When his eyes adjusted to the shadows, he edged across the room. Here, a deep-pile carpet absorbed his footsteps.

He stood at the threshold of the front room, letting his eyes adjust to the brighter light.

Someone coughed. A man.

In Nam, when a mission was especially tense, Ben had been able to devote his mind to its completion with a singleness of purpose that he had never achieved before or since. He wanted to be as brisk and clean and quick about this as he had been about those wartime operations, but he was bothered by thoughts of Glenda waiting alone and surely wondering if the motel-room door would be one of those special doors beyond which lay the thing that she needed.

He flexed his gloved hands and drew a slow breath. Preparing himself.

The smart thing to do was to turn around right now, cross the darkened dining room as quietly as possible, cross the kitchen, leave by the back door, and call the police.

But they would be real police. Not like the police in books. Perhaps reliable. Perhaps not.

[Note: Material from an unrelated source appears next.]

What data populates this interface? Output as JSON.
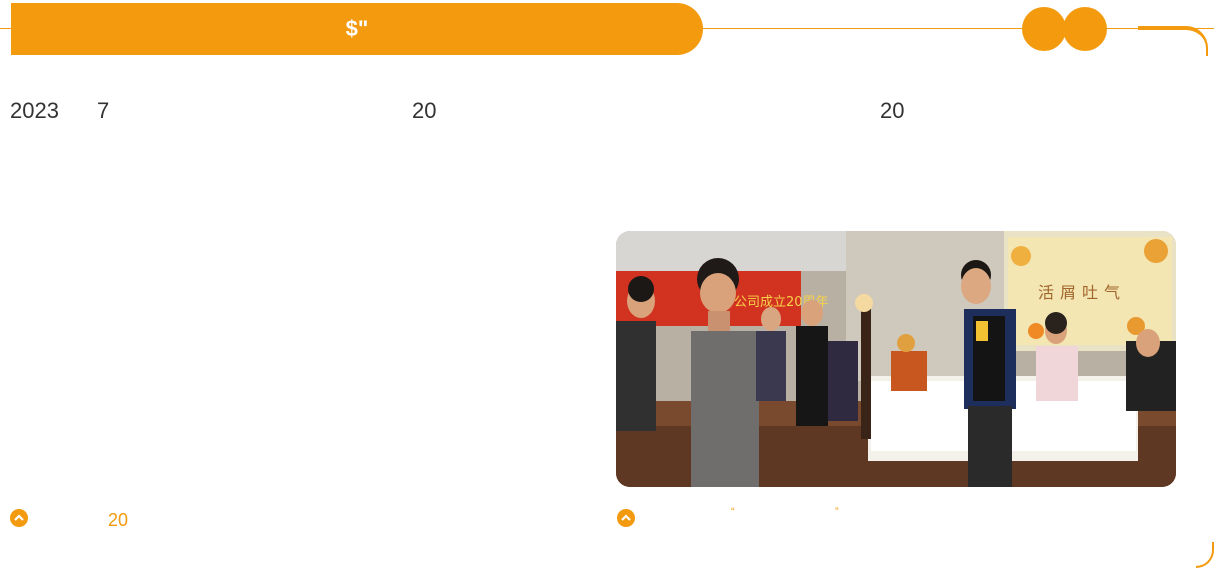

He stepped into the living room.

In a large armchair near the fireplace sat a man with an open newspaper on his lap. He wore tortoiseshell reading glasses pushed far down on his thin, straight nose, and he was humming along with Glenn Miller's tune while reading the comics.

Briefly, Ben thought that he had made a grave mistake, because he couldn't quite believe that a psychotic killer, like anyone else, could become happily engrossed in the latest exploits of Snoopy and Charlie Brown and Broom Hilda. Then the man looked up, surprised, and he fit Judge's description: tall, blond, ascetic.

"Richard Linski?" Ben asked.

The man in the chair seemed frozen in place, perhaps a mannequin propped there to distract Ben while the real Judge, the real Richard Linski, crept up on him from behind. The illusion was so complete that Ben almost turned to see if his fear was warranted.

"You," Linski whispered.

He wadded the comic pages in his hands and threw them aside as he exploded out of the armchair.

All fear left Ben, and he was unnaturally calm.

"What are you doing here?" Linski asked, and his voice was without doubt the voice of Judge.

He backed away from the chair, toward the fireplace. His hands were feeling behind him for something. The fireplace poker.

"Don't try it," Chase said.

Instead of making a grab for the brass poker, Linski snatched something off the mantel, from beside an ormolu clock: a silencer-fitted pistol.

The clock had hidden it.

Ben stepped forward as Linski brought the weapon up, but he did not move quite fast enough. The bullet took him in the left shoulder and twisted him sideways, off balance, and into the floor lamp.

He fell, taking the lamp with him. Both bulbs smashed when they struck the floor, plunging the room into near-total darkness that was relieved only by the weak light from distant streetlamps outside and the faint glow from the kitchen.

"Fornicator," Judge whispered.

Ben's shoulder felt as if a nail had been driven into it, and his arm was half numb. He lay still, playing dead in the dark.

"Chase?"

Ben waited.

Linski stepped away from the mantel, bent forward as he tried to make out Ben's body in the jumble of shadows and furniture. Ben couldn't be certain, but he thought the killer was holding the pistol straight out in front of him, like a teacher holding a pointer toward a chalkboard.